Descansamos em casa de um homem, de nome João Filippe, o qual nos hospedou segundo a sua posição e circunstancias, suprindo algumas falhas, que todavia não eram para estranhar em um lugar como aquele falto de certos recursos, os seus modos afáveis.

Seriam pouco mais ou menos 3 horas da tarde, quando deixamos a Entrada, tocando às seis horas na Ponta do Mel, onde nos demoramos somente enquanto tomávamos uma fartada de peixe fresco, em casa do senhor Paulo Gomes da Costa, que já prevenido se achava de que por ali passaríamos; continuando depois a nossa marcha para Cacimbas de Vianna, fazenda do Major José Martins Ferreira, aonde chegamos às dez horas da noite.

Duas noites e um dia foi quanto nos demoramos em Cacimbas de Vianna, onde passamos muito bem, não só em razão do cavalheirismo com que fomos tratados pelo major José Martins Ferreira, mas também pelas comodidades que oferece aquele agradável sítio.

Ainda estávamos desfrutando o agradável sono da madrugada do dia 14 quando um homem nos bateu à porta anunciando que em um porto distante dali meia légua pequena se achava uma barcaça convenientemente tripulada para transportar-nos a Macáo, acrescentando mais que algumas pessoas que deviam acompanhar-nos se achavam a bordo da mesma barcaça.
Posta a bordo a nossa bagagem, embarcamos. Eram 7 horas quando fizemos de vela. Uma breve viagem de 2 a 3 horas, o mais tardar nos prometiam os homens da tripulação e o Sr. André de Miranda experimentados naquele trajeto, que compreende três légua marítimas.

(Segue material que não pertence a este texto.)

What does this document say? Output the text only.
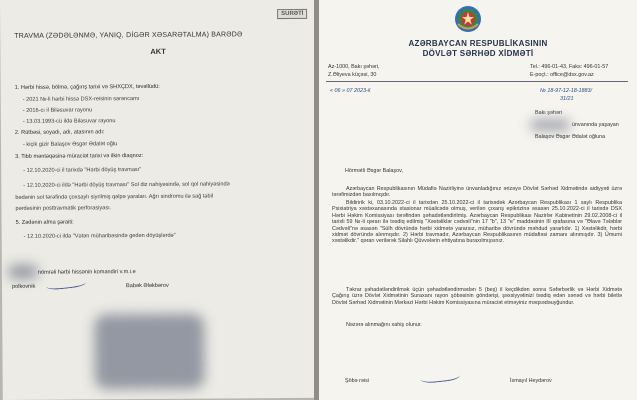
SURƏTİ
TRAVMA (ZƏDƏLƏNMƏ, YANIQ, DİGƏR XƏSARƏTALMA) BARƏDƏ
AKT
1. Hərbi hissə, bölmə, çağırış tarixi və SHXÇDX, təvəllüdü:
- 2021 №-li hərbi hissə DSX-reisinin sərəncamı
- 2016-cı il Biləsuvar rayonu
- 13.03.1993-cü ildə Biləsuvar rayonu
2. Rütbəsi, soyadı, adı, atasının adı:
- kiçik gizir Balaşov Əsgər Ədalət oğlu
3. Tibb məntəqəsinə müraciət tarixi və ilkin diaqnoz:
- 12.10.2020-ci il tarixdə "Hərbi döyüş travması"
- 12.10.2020-ci ildə "Hərbi döyüş travması" Sol diz nahiyəsində, sol qol nahiyəsində
bədənin sol tərəfində çoxsaylı siyrilmiş qəlpə yaraları. Ağrı sindromu ilə sağ təbil
pərdəsinin posttravmatik perforasiyası.
5. Zədənin alma şəraiti:
- 12.10.2020-ci ildə "Vətən müharibəsində gedən döyüşlərdə"
nömrəli hərbi hissənin komandiri v.m.i.e
polkovnik	Babək Ələkbərov
AZƏRBAYCAN RESPUBLİKASININ
DÖVLƏT SƏRHƏD XİDMƏTİ
Az-1000, Bakı şəhəri,
Z.Əliyeva küçəsi, 30
Tel.: 496-01-43, Faks: 496-01-57
E-poçt.: office@dsx.gov.az
« 06 » 07 2023-il	№ 18-97-12-18-1883/
31/21
Bakı şəhəri
ünvanında yaşayan
Balaşov Əsgər Ədalət oğluna
Hörmətli Əsgər Balaşov,
Azərbaycan Respublikasının Müdafiə Nazirliyinə ünvanladığınız ərizəyə Dövlət Sərhəd Xidmətində aidiyyəti üzrə tərəfimizdən baxılmışdır.
Bildiririk ki, 03.10.2022-ci il tarixdən 25.10.2022-ci il tarixədək Azərbaycan Respublikası 1 saylı Respublika Psixiatriya xəstəxanasında stasionar müalicədə olmuş, verilən çıxarış epikrizinə əsasən 25.10.2022-ci il tarixdə DSX Hərbi Həkim Komissiyası tərəfindən şəhadətləndirilmiş. Azərbaycan Respublikası Nazirlər Kabinetinin 29.02.2008-ci il tarixli 59 №-li qərarı ilə təsdiq edilmiş "Xəstəliklər cədvəli"nin 17 "b", 13 "e" maddəsinin III qrafasına və "Əlavə Tələblər Cədvəli"nə əsasən "Sülh dövründə hərbi xidmətə yararsız, müharibə dövründə məhdud yararlıdır. 1) Xəstəlikdir, hərbi xidmət dövründə alınmışdır. 2) Hərbi travmadır, Azərbaycan Respublikasının müdafiəsi zamanı alınmışdır. 3) Ümumi xəstəlikdir." qərarı verilərək Silahlı Qüvvələrin ehtiyatına buraxılmışsınız.
Təkrar şəhadətləndirilmək üçün şəhadətləndirmədən 5 (beş) il keçdikdən sonra Səfərbərlik və Hərbi Xidmətə Çağırış üzrə Dövlət Xidmətinin Suraxanı rayon şöbəsinin göndərişi, şəxsiyyətinizi təsdiq edən sənəd və hərbi biletlə Dövlət Sərhəd Xidmətinin Mərkəzi Hərbi Həkim Komissiyasına müraciət etməyiniz məqsədəuyğundur.
Nəzərə alınmağını xahiş olunur.
Şöbə rəisi	İsmayıl Heydərov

Mal, porém, pensavam eles que daquela vez tinham de ver falhar todos os seus cálculos, pretendendo marcar uma viagem que fazíamos a mercê dos ventos. Com efeito, apenas a embarcação que nos conduzia principiou a demandar os mares da costa, vento contrário logo soprou e toca a bordejar; acontecendo por duas vezes que fomos tão fora, que quase perdíamos a terra de vista. 

Eram 2 horas da tarde, e nós tendo em frente a barra não a podíamos ganhar. Ainda àquela hora navegávamos com proa de mar quando caiu o vento nordeste, pelo qual tanto suspirávamos; virou-se então de bordo, e a barcaça cortando suavemente as águas levou-nos à Macáo, onde aportamos às 4 horas da tarde.

Algumas pessoas em cujo número estava o Sr. Deocleciano foram esperar-nos à praia, tomando S.Exc. a casa deste Sr. por quem fomos bem hospedados.

Conta Francisco Othílio, que por atraso do vapor Jaguaribe, só começaram a viagem de regresso para Natal às 9 horas dia 22 de agosto e, às 9 horas da noite já estavam em Pititinga.

Para encerrar, algumas observações: Foi em Cacimbas de Vianna, localizada, hoje, em Porto do Mangue, que nasceu minha avó, Maria Josefina Martins Ferreira. Batizada em Angicos, teve como padrinho o seu avô paterno, major José Martins Ferreira, um dos primeiros povoadores da Ilha de Macau, vindo da Ilha de Manoel Gonçalves. O major era trisavô paterno e materno do ex-governador Aluízio Alves e materno do deputado federal Aristófanes Fernandes.
Deocleciano, que hospedou o presidente, deveria ser o tenente-coronel, Deocleciano Ernesto de Albuquerque Mello, que foi administrador de rendas em Macau e agente da Companhia Pernambucana. Era pai do doutor Euclides Deocleciano de Albuquerque, que foi vice-presidente da nossa província.